One Person’s Trash is Another Person’s Treasure

Sept. 1, 2021

 

In April 2021, the University of Arizona partnered with the French National Centre for Scientific Research (CNRS) to establish the France-Arizona Institute for Global Grand Challenges.

Through this newly established partnership, Dr. Alicja Babst-Kostecka and Dr. Raina Maier from the University of Arizona Superfund Research Center (UA SRC, Project 5), just received funds to investigate a plant-based solution for the removal and re-use of metal(loids) from dryland ecosystems. Dr. Claude Grison (ChimEco Director) and Dr. Yves-Marie Legrand (ChimEco Research Engineer) are the two other investigators from France.  

The title of this project is: “One person’s trash is another person’s treasure – optimizing metal-contaminated plant biomass towards the needs of Green Chemistry”. This is a 3-year project and started in Aug 2021.  

This project will investigate the development of an effective two-step plant-based solution for the removal and re-use of metal(loids) from dryland ecosystems.

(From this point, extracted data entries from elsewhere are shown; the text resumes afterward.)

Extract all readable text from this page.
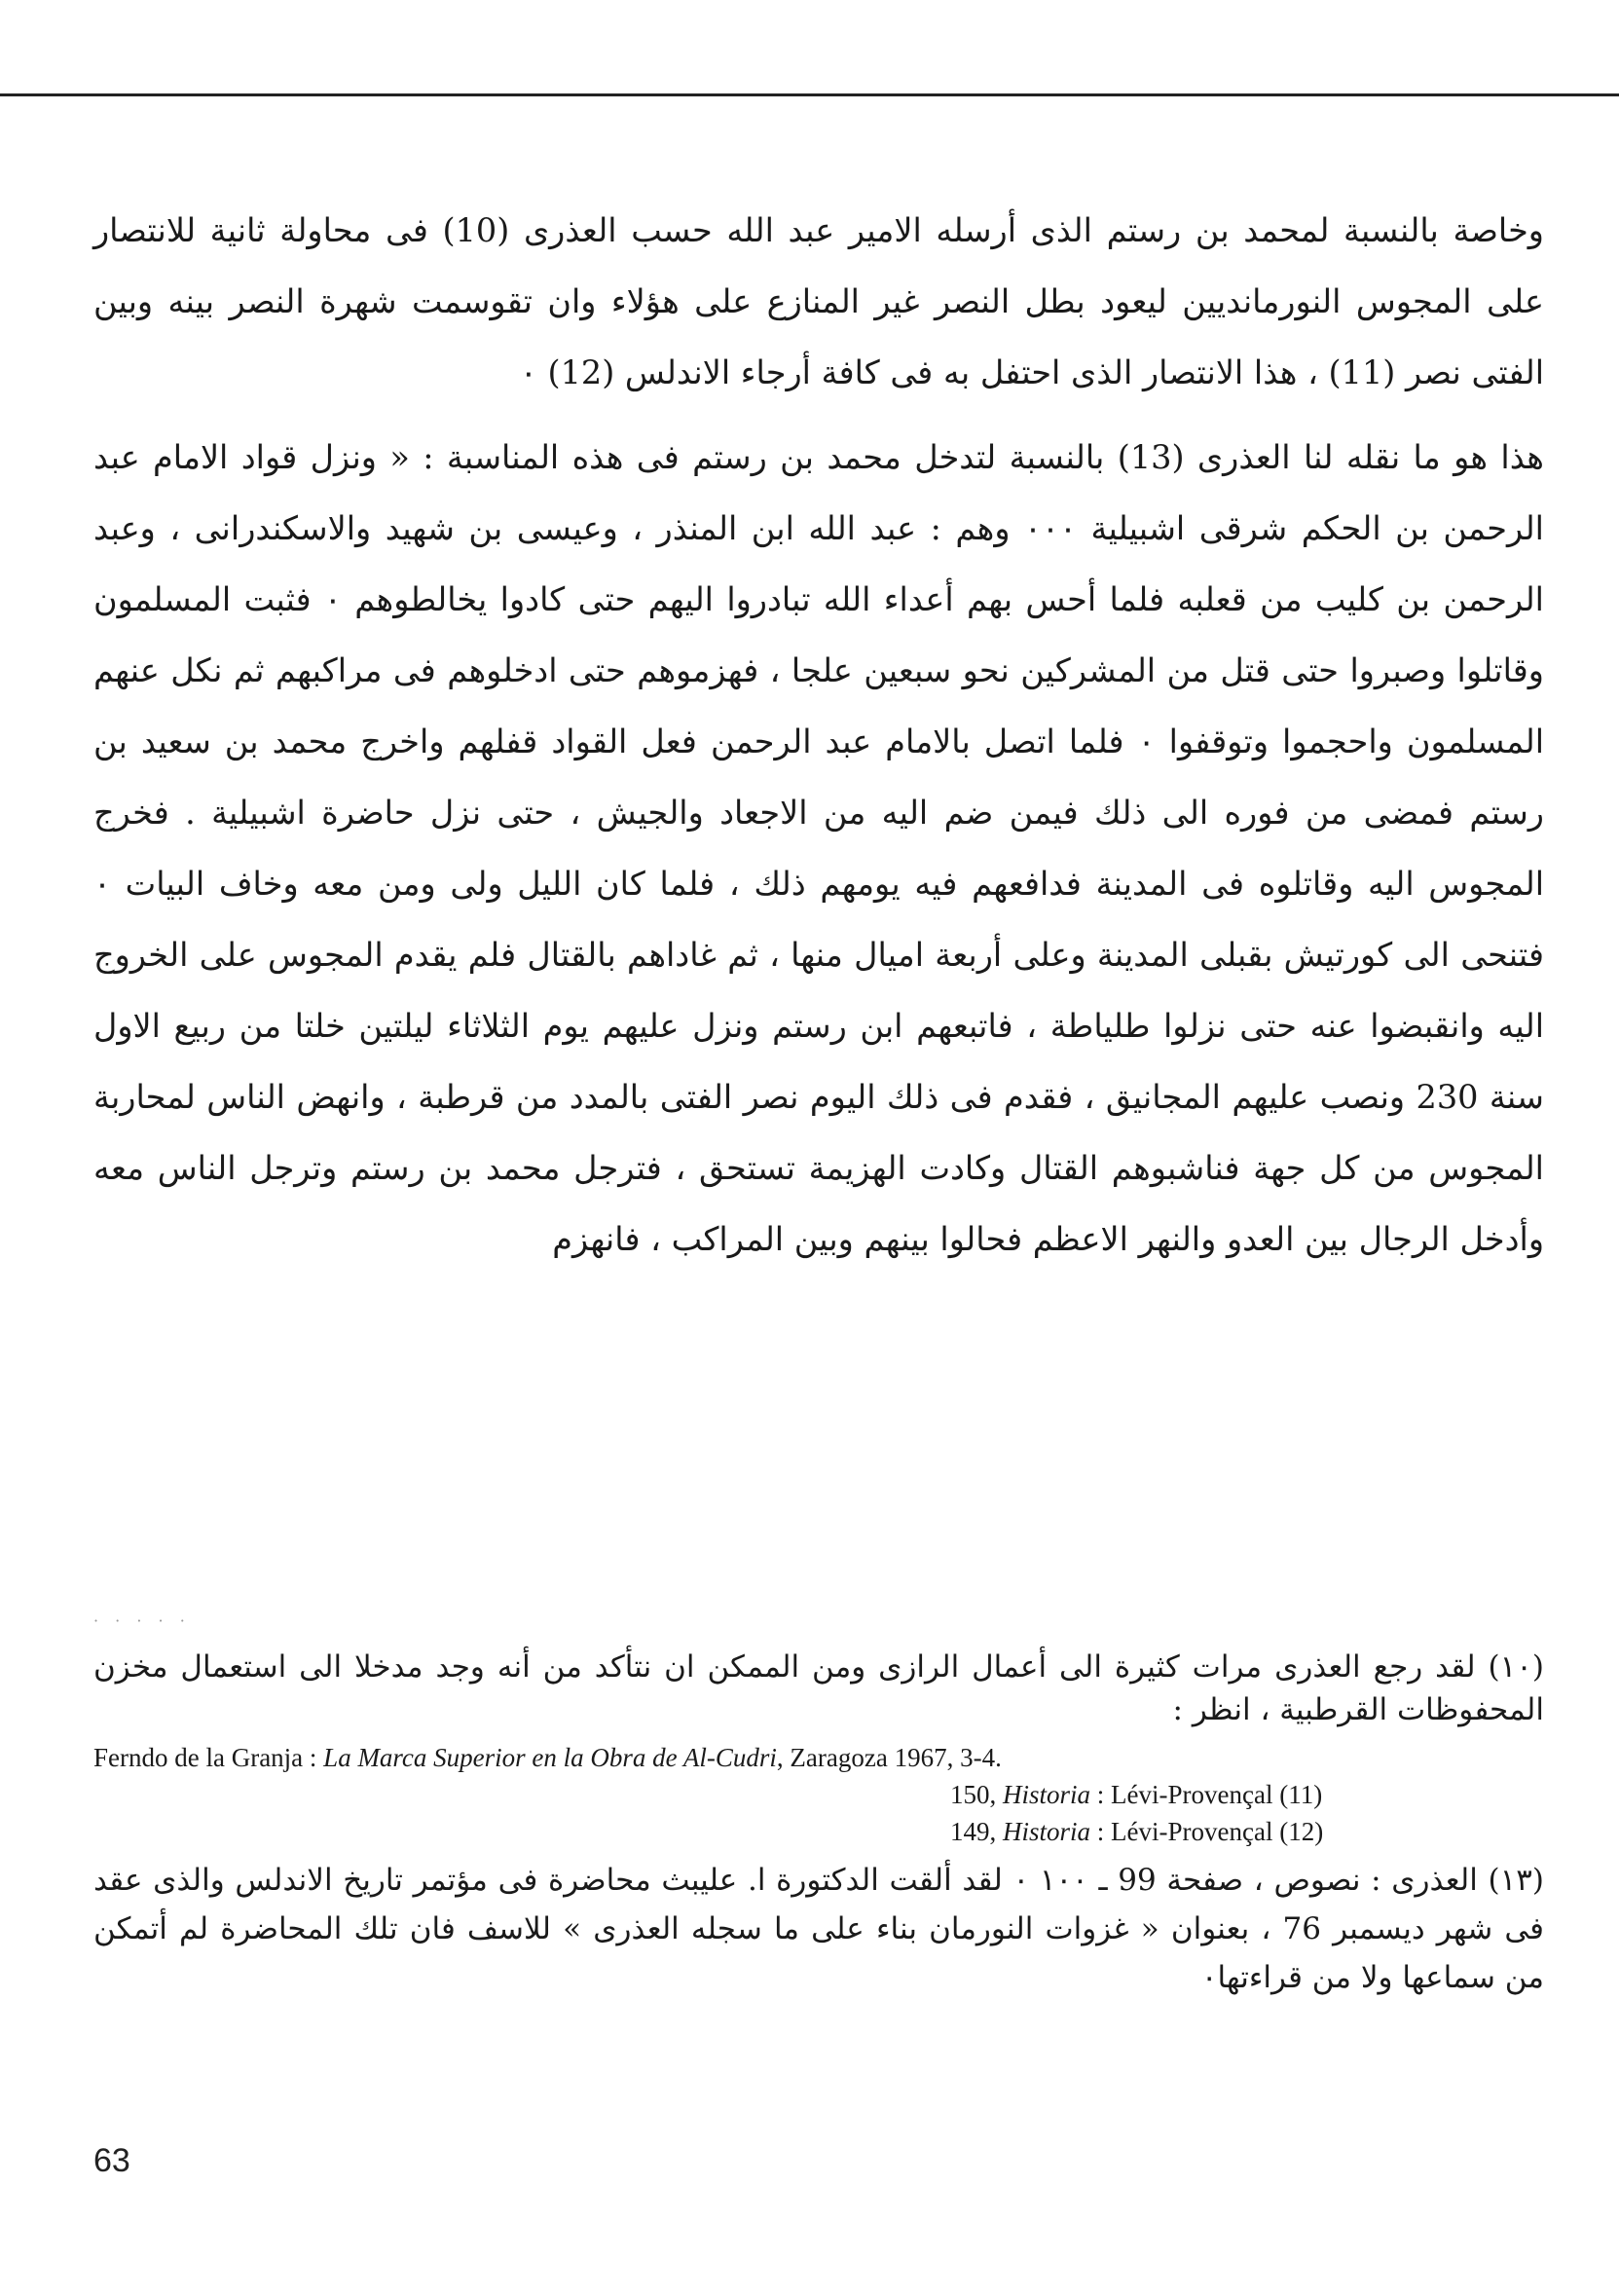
وخاصة بالنسبة لمحمد بن رستم الذى أرسله الامير عبد الله حسب العذرى (10) فى محاولة ثانية للانتصار على المجوس النورمانديين ليعود بطل النصر غير المنازع على هؤلاء وان تقوسمت شهرة النصر بينه وبين الفتى نصر (11) ، هذا الانتصار الذى احتفل به فى كافة أرجاء الاندلس (12) ٠

هذا هو ما نقله لنا العذرى (13) بالنسبة لتدخل محمد بن رستم فى هذه المناسبة : « ونزل قواد الامام عبد الرحمن بن الحكم شرقى اشبيلية ٠٠٠ وهم : عبد الله ابن المنذر ، وعيسى بن شهيد والاسكندرانى ، وعبد الرحمن بن كليب من قعلبه فلما أحس بهم أعداء الله تبادروا اليهم حتى كادوا يخالطوهم ٠ فثبت المسلمون وقاتلوا وصبروا حتى قتل من المشركين نحو سبعين علجا ، فهزموهم حتى ادخلوهم فى مراكبهم ثم نكل عنهم المسلمون واحجموا وتوقفوا ٠ فلما اتصل بالامام عبد الرحمن فعل القواد قفلهم واخرج محمد بن سعيد بن رستم فمضى من فوره الى ذلك فيمن ضم اليه من الاجعاد والجيش ، حتى نزل حاضرة اشبيلية . فخرج المجوس اليه وقاتلوه فى المدينة فدافعهم فيه يومهم ذلك ، فلما كان الليل ولى ومن معه وخاف البيات ٠ فتنحى الى كورتيش بقبلى المدينة وعلى أربعة اميال منها ، ثم غاداهم بالقتال فلم يقدم المجوس على الخروج اليه وانقبضوا عنه حتى نزلوا طلياطة ، فاتبعهم ابن رستم ونزل عليهم يوم الثلاثاء ليلتين خلتا من ربيع الاول سنة 230 ونصب عليهم المجانيق ، فقدم فى ذلك اليوم نصر الفتى بالمدد من قرطبة ، وانهض الناس لمحاربة المجوس من كل جهة فناشبوهم القتال وكادت الهزيمة تستحق ، فترجل محمد بن رستم وترجل الناس معه وأدخل الرجال بين العدو والنهر الاعظم فحالوا بينهم وبين المراكب ، فانهزم

· · · · ·

(١٠) لقد رجع العذرى مرات كثيرة الى أعمال الرازى ومن الممكن ان نتأكد من أنه وجد مدخلا الى استعمال مخزن المحفوظات القرطبية ، انظر :

Ferndo de la Granja : La Marca Superior en la Obra de Al-Cudri, Zaragoza 1967, 3-4.

150, Historia : Lévi-Provençal (11)

149, Historia : Lévi-Provençal (12)

(١٣) العذرى : نصوص ، صفحة 99 ـ ١٠٠ ٠ لقد ألقت الدكتورة ا. عليبث محاضرة فى مؤتمر تاريخ الاندلس والذى عقد فى شهر ديسمبر 76 ، بعنوان « غزوات النورمان بناء على ما سجله العذرى » للاسف فان تلك المحاضرة لم أتمكن من سماعها ولا من قراءتها٠

63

First, metal capture will be optimized for removal from soil using desert-adapted plants that (hyper)accumulate metals in their leaves. Second, this team of researchers will harvest the resulting polymetallic plant biomass and use the recovered metals to develop a new generation of economically valuable “eco”-catalysts. Catalysts speed up chemical reactions and are the backbone of many industrial processes that turn raw materials into useful products.

The proposed innovative approach of this project has the potential to remediate metal-contaminated soils sustainably and profitably.